Insulin, resveratrol and metformin – potential treatments for AD?

We’ve discussed the potential for insulin to treat Alzheimer’s disease. What else is out there? While there is no known cure or proven treatment for Alzheimer’s, a lot of research is being dedicated to this very question. Two quite different medications have shown some promise in preliminary studies.

Resveratrol is a naturally occurring plant polyphenol with a number of benefits in terms of fighting age-related diseases. It has been shown by a significant body of research to improve cognitive function and slow brain aging. In a small-scale human study of 50-75-year-olds in 2014, which administered resveratrol daily for 26 weeks, participants exhibited improved memory, hippocampal functional connectivity and glucose metabolism.

Resveratrol has also been shown to help combat insulin resistance, which has implications for the treatment of both Alzheimer’s and type 2 diabetes.

Metformin is a prescription medication used to treat type 2 diabetes, controlling both blood sugar levels and insulin sensitivity.
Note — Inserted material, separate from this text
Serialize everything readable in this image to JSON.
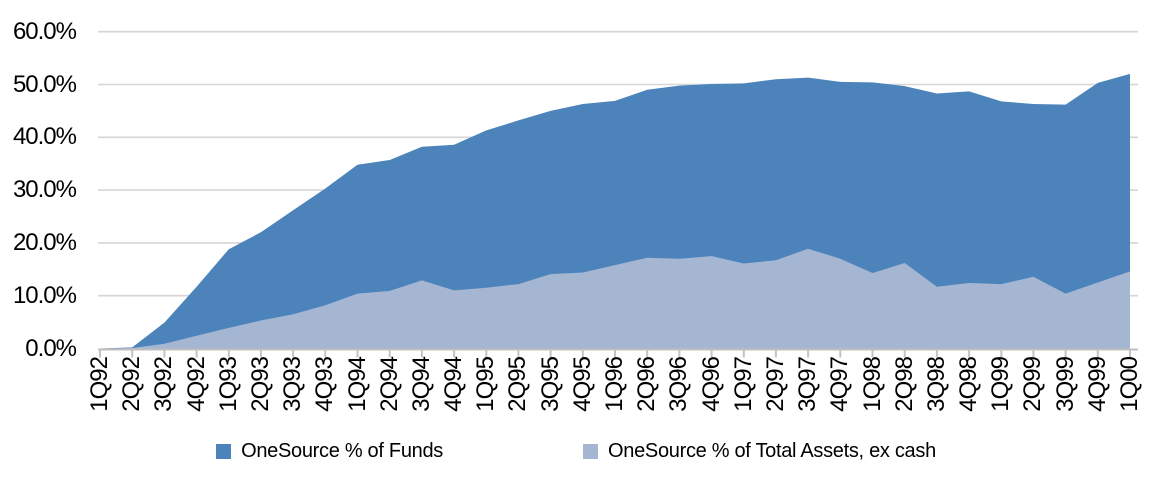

The good news is that it’s no longer controlled by drug companies – a generic form is available in many countries. However, the jury is out as to whether this diabetes drug could play a role in treating Alzheimer’s. Some studies show that it may reduce Alzheimer’s risk, and others suggest that long-term use may actually increase it. More research is needed to confirm its safety and efficacy in the prevention and treatment of Alzheimer’s.